Nous comparaissons encore une fois face à ce tribunal à cause de notre participation à la manifestation contre les biotechnologies du 7 octobre 2000, organisé par le groupe écologiste Il Silvestre. Cette manifestation faisait partie de deux jours de lutte contre toute forme de manipulation génétique et avait pour objectif d'informer sur les dangers et les projets réels qui se trouvent derrière le monde des biotechnologies.

Les conséquences d'une logique de domination qui voit tous les êtres vivants comme des ressources à gérer afin d'obtenir un profit maximum sont toujours plus évidentes et visibles. On nous a toujours dit que les problèmes de la faim dans le monde sont dûs à un manque de ressources naturelles alors qu'ils ont exclusivement pour origine le pillage perpétré depuis des années au détriment du Sud du monde par les gouvernements et les multinationales des grandes démocraties occidentales.

Ceux qui depuis toujours ont pilé les richesses naturelles, affamant des populations entières, sont les mêmes qui proposent aujourd'hui la diffusion des Organismes Génétiquement Modifiés (OGM) comme la solution inévitable. Ils avaient déjà fait ainsi dans les années 70 avec le projet de "Révolution Verte" de la FAO, en voulant légitimer la diffusion de nouveaux poisons chimiques, de plantes stériles et peu nutritives qui rendent les populations plus dépendantes des multinationales productrices, derrière une façade de solidarité. Mais c'est surtout à travers le racket des brevets qu'une poignée de multinationales sont devenues toujours plus les maîtres de plantes depuis toujours vivrières, jusqu'au monopole complet. De ce monopole découle nécessairement une forte réduction de la biodiversité sur la planète (il suffit de penser à la présence de dizaines et dizaines de variétés de riz rien qu'en Inde, par rapport au nombre infinitésimal qui sont cultivées dans les énormes monocultures occidentales). Le fait qu'un nombre réduit d'entreprises vouées au profit possèdent la diversité génétique et contrôlent l'alimentation mondiale les place dans une position de pouvoir énorme.

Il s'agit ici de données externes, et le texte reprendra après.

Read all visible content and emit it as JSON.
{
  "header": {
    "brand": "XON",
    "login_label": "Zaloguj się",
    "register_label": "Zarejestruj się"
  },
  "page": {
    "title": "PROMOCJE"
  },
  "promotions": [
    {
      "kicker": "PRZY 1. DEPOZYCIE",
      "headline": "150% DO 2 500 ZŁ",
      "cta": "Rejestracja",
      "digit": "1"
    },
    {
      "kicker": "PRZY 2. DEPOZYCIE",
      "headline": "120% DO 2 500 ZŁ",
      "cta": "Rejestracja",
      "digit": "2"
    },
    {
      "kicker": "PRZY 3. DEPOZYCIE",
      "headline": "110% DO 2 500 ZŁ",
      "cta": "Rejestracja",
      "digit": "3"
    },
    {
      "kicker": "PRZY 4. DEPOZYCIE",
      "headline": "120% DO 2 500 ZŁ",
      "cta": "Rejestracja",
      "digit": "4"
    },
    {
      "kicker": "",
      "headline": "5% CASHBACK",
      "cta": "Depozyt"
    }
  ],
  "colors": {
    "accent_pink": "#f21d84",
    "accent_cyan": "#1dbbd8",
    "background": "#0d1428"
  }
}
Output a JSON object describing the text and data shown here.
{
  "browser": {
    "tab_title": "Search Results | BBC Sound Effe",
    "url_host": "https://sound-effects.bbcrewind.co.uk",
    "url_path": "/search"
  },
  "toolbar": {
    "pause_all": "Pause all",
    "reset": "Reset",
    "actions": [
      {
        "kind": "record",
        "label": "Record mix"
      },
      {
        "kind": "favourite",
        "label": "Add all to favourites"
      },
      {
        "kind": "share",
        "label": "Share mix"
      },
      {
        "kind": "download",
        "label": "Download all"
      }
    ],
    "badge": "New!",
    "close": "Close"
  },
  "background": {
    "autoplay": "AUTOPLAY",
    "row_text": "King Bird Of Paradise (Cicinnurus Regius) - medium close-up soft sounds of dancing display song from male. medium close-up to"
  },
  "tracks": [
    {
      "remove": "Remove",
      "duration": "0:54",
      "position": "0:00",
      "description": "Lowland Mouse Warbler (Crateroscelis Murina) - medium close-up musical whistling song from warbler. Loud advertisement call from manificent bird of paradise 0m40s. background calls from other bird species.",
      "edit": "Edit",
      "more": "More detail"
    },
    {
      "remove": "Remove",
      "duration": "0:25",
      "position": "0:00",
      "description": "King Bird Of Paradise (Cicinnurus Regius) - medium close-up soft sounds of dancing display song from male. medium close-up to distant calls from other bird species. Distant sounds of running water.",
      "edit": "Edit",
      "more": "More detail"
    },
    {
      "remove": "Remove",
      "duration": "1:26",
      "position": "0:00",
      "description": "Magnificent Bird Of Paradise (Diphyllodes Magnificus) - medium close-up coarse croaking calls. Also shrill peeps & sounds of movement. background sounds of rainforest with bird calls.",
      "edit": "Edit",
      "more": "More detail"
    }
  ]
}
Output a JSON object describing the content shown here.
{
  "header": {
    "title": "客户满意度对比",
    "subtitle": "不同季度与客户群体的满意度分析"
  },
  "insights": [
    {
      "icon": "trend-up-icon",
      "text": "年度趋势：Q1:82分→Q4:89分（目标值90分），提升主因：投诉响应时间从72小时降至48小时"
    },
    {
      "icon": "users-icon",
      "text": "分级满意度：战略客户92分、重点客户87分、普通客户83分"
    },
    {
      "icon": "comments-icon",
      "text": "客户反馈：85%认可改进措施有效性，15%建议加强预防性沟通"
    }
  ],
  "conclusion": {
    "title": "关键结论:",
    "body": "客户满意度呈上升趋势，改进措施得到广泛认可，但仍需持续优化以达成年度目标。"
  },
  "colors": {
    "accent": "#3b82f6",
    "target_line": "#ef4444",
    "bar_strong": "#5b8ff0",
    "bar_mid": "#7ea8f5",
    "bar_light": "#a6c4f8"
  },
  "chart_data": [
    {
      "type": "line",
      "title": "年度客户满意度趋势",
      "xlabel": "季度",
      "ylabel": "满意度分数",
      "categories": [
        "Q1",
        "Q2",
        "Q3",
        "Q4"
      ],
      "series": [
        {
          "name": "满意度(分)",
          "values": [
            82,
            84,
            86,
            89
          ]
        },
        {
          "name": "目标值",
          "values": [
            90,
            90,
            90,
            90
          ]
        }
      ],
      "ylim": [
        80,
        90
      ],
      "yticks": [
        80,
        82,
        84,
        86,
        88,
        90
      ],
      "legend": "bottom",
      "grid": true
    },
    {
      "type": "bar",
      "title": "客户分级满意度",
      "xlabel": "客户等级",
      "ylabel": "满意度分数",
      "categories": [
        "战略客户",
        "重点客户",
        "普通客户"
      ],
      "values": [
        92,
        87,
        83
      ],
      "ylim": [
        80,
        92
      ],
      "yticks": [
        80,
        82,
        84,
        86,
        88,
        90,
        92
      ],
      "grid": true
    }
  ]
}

Et comme si cela ne suffisait pas, la dangerosité des OGM est déjà établie : ils sont responsables de nouvelles intolérances alimentaires, de la création de nouvelles souches d'insectes résistants aux poisons en faisant disparaître les autres, et d'augmentation de l'uniformité génétique.

L'attaque contre le vivant ne se limite évidemment pas au monde agricole. L'ingénierie génétique a allongé ses tentacules sur les êtres humains et sur les autres animaux avec les projets de xénogreffes, de clonage et de modification génétique, pour donner vie à une nouvelle "ère" déjà imaginée par les nazis à l'époque : celle de l'eugénisme, un monde vivant complètement transformé qui n'a plus rien d'identique au monde naturel que nous connaissons. Des êtres vivants nouveaux en fonction des intérêts d'une science au service des grandes multinationales de la chimie, pharmaceutiques et agroalimentaires.

Les deux journées de lutte contre les biotechnologies qui se sont tenues à Florence voulaient porter l'attention sur ces problèmes ; les individus présents aux mobilisations ont exprimé leur propre contenu, ont voulu affirmer un refus clair à cet "existant" nouveau que les tyrans au pouvoir sont entrain de construire. De tels contenus ont été définis comme trop radicaux par le procureur qui nous mène aujourd'hui ici dans ce tribunal. Face à une destruction systématique de la nature, à la réduction des êtres vivants en machines, aux projets de contrôle totalitaire et à l'appauvrissement des conditions humaines, nous ne pouvons que porter une critique et une résistance radicales qui doit réunir les exploités du Sud et ceux des métropoles occidentales. Tels furent les contenus de la manifestation du 7 octobre 2000, qui n'a même pas réussie à démarrer, bien qu'elle ait été autorisée. La violente charge des flics est partie sans avertissement et les manifestants n'ont eu d'autre choix que celui de se défendre d'une attaque préméditée.
A présent nous réaffirmons une fois encore les contenus qui nous ont amenés dans la rue ainsi que la volonté de continuer à le faire, en dénonçant la nocivité des organismes génétiquement modifiés, de la recherche biotechnologique, des xénogreffes, du clonage de tout être vivant.